Judge denies Oklahoma’s request to block National Guard vaccine mandate

A federal judge on Wednesday blocked a request by Oklahoma Gov. Kevin Stitt to block a federal mandate requiring National Guard members to be vaccinated against COVID-19. File Photo by Chris Kleponis/UPI

Dec. 30 (UPI) — A federal judge on Wednesday ruled that Oklahoma National Guard members must get vaccinated against COVID-19, denying a request from the state’s governor to block a federal mandate.

Judge Stephen Friot of the Western District of Oklahoma denied Gov. Kevin Stitt’s request for an injunction against the requirement, ruling that the Biden administration was “acting well within the authority granted by the Constitution and laws of the United States,” in issuing the mandate.

Stitt wrote a letter to Defense Secretary Lloyd Austin in November stating that the mandate “violates the personal freedoms” of some National Guard members.

He also asserted that as commander in chief of the state’s National Guard that he could refuse the military’s vaccine requirement.

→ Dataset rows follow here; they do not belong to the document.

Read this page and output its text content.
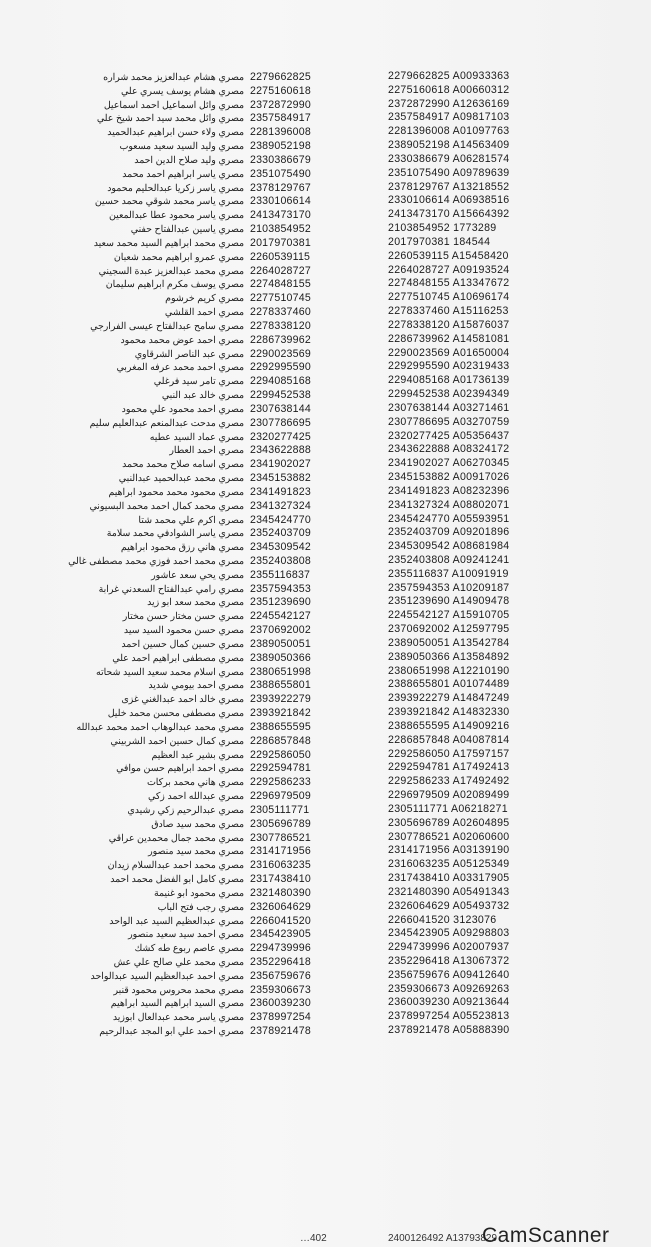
مصري هشام عبدالعزيز محمد شراره 2279662825
مصري هشام يوسف يسري علي 2275160618
مصري وائل اسماعيل احمد اسماعيل 2372872990
مصري وائل محمد سيد احمد شيخ علي 2357584917
مصري ولاء حسن ابراهيم عبدالحميد 2281396008
مصري وليد السيد سعيد مسعوب 2389052198
مصري وليد صلاح الدين احمد 2330386679
مصري ياسر ابراهيم احمد محمد 2351075490
مصري ياسر زكريا عبدالحليم محمود 2378129767
مصري ياسر محمد شوقي محمد حسين 2330106614
مصري ياسر محمود عطا عبدالمعين 2413473170
مصري ياسين عبدالفتاح حفني 2103854952
مصري محمد ابراهيم السيد محمد سعيد 2017970381
مصري عمرو ابراهيم محمد شعبان 2260539115
مصري محمد عبدالعزيز عبدة السجيني 2264028727
مصري يوسف مكرم ابراهيم سليمان 2274848155
مصري كريم خرشوم 2277510745
مصري احمد القلشي 2278337460
مصري سامح عبدالفتاح عيسى الفرارجي 2278338120
مصري احمد عوض محمد محمود 2286739962
مصري عبد الناصر الشرقاوي 2290023569
مصري احمد محمد عرفه المغربي 2292995590
مصري تامر سيد فرغلي 2294085168
مصري خالد عبد النبي 2299452538
مصري احمد محمود علي محمود 2307638144
مصري مدحت عبدالمنعم عبدالعليم سليم 2307786695
مصري عماد السيد عطيه 2320277425
مصري احمد العطار 2343622888
مصري اسامه صلاح محمد محمد 2341902027
مصري محمد عبدالحميد عبدالنبي 2345153882
مصري محمود محمد محمود ابراهيم 2341491823
مصري محمد كمال احمد محمد البسيوني 2341327324
مصري اكرم علي محمد شتا 2345424770
مصري ياسر الشوادفي محمد سلامة 2352403709
مصري هاني رزق محمود ابراهيم 2345309542
مصري محمد احمد فوزي محمد مصطفى غالي 2352403808
مصري يحي سعد عاشور 2355116837
مصري رامي عبدالفتاح السعدني غرابة 2357594353
مصري محمد سعد ابو زيد 2351239690
مصري حسن مختار حسن مختار 2245542127
مصري حسن محمود السيد سيد 2370692002
مصري حسين كمال حسين احمد 2389050051
مصري مصطفى ابراهيم احمد علي 2389050366
مصري اسلام محمد سعيد السيد شحاته 2380651998
مصري احمد بيومي شديد 2388655801
مصري خالد احمد عبدالغني غزى 2393922279
مصري مصطفى محسن محمد خليل 2393921842
مصري محمد عبدالوهاب احمد محمد عبدالله 2388655595
مصري كمال حسين احمد الشربيني 2286857848
مصري بشير عبد العظيم 2292586050
مصري احمد ابراهيم حسن موافي 2292594781
مصري هاني محمد بركات 2292586233
مصري عبدالله احمد زكي 2296979509
مصري عبدالرحيم زكي رشيدي 2305111771
مصري محمد سيد صادق 2305696789
مصري محمد جمال محمدين عراقي 2307786521
مصري محمد سيد منصور 2314171956
مصري محمد احمد عبدالسلام زيدان 2316063235
مصري كامل ابو الفضل محمد احمد 2317438410
مصري محمود ابو غنيمة 2321480390
مصري رجب فتح الباب 2326064629
مصري عبدالعظيم السيد عبد الواحد 2266041520
مصري احمد سيد سعيد منصور 2345423905
مصري عاصم ربوع طه كشك 2294739996
مصري محمد علي صالح علي عش 2352296418
مصري احمد عبدالعظيم السيد عبدالواحد 2356759676
مصري محمد محروس محمود قنبر 2359306673
مصري السيد ابراهيم السيد ابراهيم 2360039230
مصري ياسر محمد عبدالعال ابوزيد 2378997254
مصري احمد علي ابو المجد عبدالرحيم 2378921478
2279662825 A00933363
2275160618 A00660312
2372872990 A12636169
2357584917 A09817103
2281396008 A01097763
2389052198 A14563409
2330386679 A06281574
2351075490 A09789639
2378129767 A13218552
2330106614 A06938516
2413473170 A15664392
2103854952 1773289
2017970381 184544
2260539115 A15458420
2264028727 A09193524
2274848155 A13347672
2277510745 A10696174
2278337460 A15116253
2278338120 A15876037
2286739962 A14581081
2290023569 A01650004
2292995590 A02319433
2294085168 A01736139
2299452538 A02394349
2307638144 A03271461
2307786695 A03270759
2320277425 A05356437
2343622888 A08324172
2341902027 A06270345
2345153882 A00917026
2341491823 A08232396
2341327324 A08802071
2345424770 A05593951
2352403709 A09201896
2345309542 A08681984
2352403808 A09241241
2355116837 A10091919
2357594353 A10209187
2351239690 A14909478
2245542127 A15910705
2370692002 A12597795
2389050051 A13542784
2389050366 A13584892
2380651998 A12210190
2388655801 A01074489
2393922279 A14847249
2393921842 A14832330
2388655595 A14909216
2286857848 A04087814
2292586050 A17597157
2292594781 A17492413
2292586233 A17492492
2296979509 A02089499
2305111771 A06218271
2305696789 A02604895
2307786521 A02060600
2314171956 A03139190
2316063235 A05125349
2317438410 A03317905
2321480390 A05491343
2326064629 A05493732
2266041520 3123076
2345423905 A09298803
2294739996 A02007937
2352296418 A13067372
2356759676 A09412640
2359306673 A09269263
2360039230 A09213644
2378997254 A05523813
2378921478 A05888390
…402	2400126492 A13793829
CamScanner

Earlier this month, governors from Texas, Wyoming, Alaska, Iowa, Mississippi and Nebraska also issued challenges asserting the Pentagon does not have the authority to issue COVID-19 mandates for state National Guard units.

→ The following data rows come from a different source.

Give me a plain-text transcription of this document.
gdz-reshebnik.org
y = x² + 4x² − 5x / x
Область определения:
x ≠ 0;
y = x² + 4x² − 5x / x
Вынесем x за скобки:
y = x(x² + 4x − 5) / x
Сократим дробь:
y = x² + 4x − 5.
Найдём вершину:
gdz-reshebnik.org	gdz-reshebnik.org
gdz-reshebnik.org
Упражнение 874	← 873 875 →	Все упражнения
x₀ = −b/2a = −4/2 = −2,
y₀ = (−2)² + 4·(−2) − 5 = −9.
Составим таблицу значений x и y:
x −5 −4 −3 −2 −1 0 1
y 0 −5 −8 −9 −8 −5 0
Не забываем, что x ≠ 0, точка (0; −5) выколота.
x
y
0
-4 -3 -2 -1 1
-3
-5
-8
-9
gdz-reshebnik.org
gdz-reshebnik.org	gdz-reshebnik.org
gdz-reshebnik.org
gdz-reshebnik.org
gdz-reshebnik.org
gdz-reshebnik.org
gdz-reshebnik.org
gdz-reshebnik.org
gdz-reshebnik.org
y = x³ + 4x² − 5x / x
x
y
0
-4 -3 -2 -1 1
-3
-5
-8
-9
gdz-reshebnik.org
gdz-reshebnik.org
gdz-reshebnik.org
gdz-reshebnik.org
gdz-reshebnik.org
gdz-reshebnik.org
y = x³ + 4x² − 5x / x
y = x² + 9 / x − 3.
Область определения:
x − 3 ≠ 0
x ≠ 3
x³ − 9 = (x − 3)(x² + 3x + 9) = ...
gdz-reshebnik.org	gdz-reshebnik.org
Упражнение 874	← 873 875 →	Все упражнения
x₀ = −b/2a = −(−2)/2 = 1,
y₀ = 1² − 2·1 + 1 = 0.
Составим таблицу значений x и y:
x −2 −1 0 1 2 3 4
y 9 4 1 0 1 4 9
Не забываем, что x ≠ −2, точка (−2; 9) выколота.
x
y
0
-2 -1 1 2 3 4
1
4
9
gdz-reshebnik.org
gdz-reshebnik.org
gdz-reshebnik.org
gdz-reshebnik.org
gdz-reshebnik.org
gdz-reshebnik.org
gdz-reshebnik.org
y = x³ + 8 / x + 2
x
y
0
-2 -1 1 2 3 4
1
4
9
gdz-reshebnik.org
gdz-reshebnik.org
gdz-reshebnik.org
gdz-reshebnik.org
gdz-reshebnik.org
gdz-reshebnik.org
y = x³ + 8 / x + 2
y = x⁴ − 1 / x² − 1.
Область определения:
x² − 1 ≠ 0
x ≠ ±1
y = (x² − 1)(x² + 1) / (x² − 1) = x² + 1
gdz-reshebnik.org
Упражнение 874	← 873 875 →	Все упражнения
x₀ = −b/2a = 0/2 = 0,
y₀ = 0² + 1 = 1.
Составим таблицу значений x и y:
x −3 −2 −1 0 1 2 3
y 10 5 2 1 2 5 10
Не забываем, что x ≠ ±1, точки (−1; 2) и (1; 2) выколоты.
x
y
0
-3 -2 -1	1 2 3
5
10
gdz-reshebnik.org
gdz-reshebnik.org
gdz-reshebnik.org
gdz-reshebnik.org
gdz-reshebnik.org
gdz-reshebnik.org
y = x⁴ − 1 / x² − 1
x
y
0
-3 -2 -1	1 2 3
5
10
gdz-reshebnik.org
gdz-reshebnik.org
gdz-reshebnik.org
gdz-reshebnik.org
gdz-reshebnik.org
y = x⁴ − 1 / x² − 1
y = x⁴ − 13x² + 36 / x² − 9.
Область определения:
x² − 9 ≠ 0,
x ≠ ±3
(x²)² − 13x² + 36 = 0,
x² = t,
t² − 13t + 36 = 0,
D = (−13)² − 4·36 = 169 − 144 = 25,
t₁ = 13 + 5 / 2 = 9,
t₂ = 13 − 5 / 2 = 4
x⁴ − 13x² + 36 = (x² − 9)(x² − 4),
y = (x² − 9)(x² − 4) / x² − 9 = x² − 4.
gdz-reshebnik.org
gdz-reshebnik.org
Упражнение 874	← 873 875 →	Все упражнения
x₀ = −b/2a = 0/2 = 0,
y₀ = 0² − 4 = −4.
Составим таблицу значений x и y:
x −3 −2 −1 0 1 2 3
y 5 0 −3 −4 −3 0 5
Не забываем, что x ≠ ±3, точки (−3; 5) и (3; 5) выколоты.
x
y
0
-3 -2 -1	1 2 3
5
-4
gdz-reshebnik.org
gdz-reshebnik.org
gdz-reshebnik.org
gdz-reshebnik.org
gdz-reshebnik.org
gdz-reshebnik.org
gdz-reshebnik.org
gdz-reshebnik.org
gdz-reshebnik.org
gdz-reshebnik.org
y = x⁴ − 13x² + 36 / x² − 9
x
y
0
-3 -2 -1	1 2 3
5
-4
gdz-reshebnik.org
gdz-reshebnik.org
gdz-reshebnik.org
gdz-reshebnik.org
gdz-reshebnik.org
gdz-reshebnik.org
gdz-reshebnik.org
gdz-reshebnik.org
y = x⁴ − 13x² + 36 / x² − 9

Friot ruled that members of the National Guard must meet federal military readiness requirements, including vaccine requirements.

“However wide-ranging the command authority of the Governor and the Adjutant General may be within the four corners of their own state … it is unmistakably clear that the intent of Congress, as expressed in the text of its enactments, is that the Guard and its members will at all events be prepared, conformably to federal military standards, to be ordered into federal service, deploying alongside members of active duty Army and Air Force, on little or no notice, anywhere in the world — which is exactly what the Oklahoma Guard and its members have done, with great distinction, on dozens of occasions,” Friot wrote.

The judge also noted that National Guard members are already required to receive multiple other immunizations.

“Adding a tenth … vaccine to the list of nine that all service members are already required to take would hardly amount to ‘an enormous and transformative expansion [of the] regulatory authority’ the Secretary of Defense already possesses,” he wrote.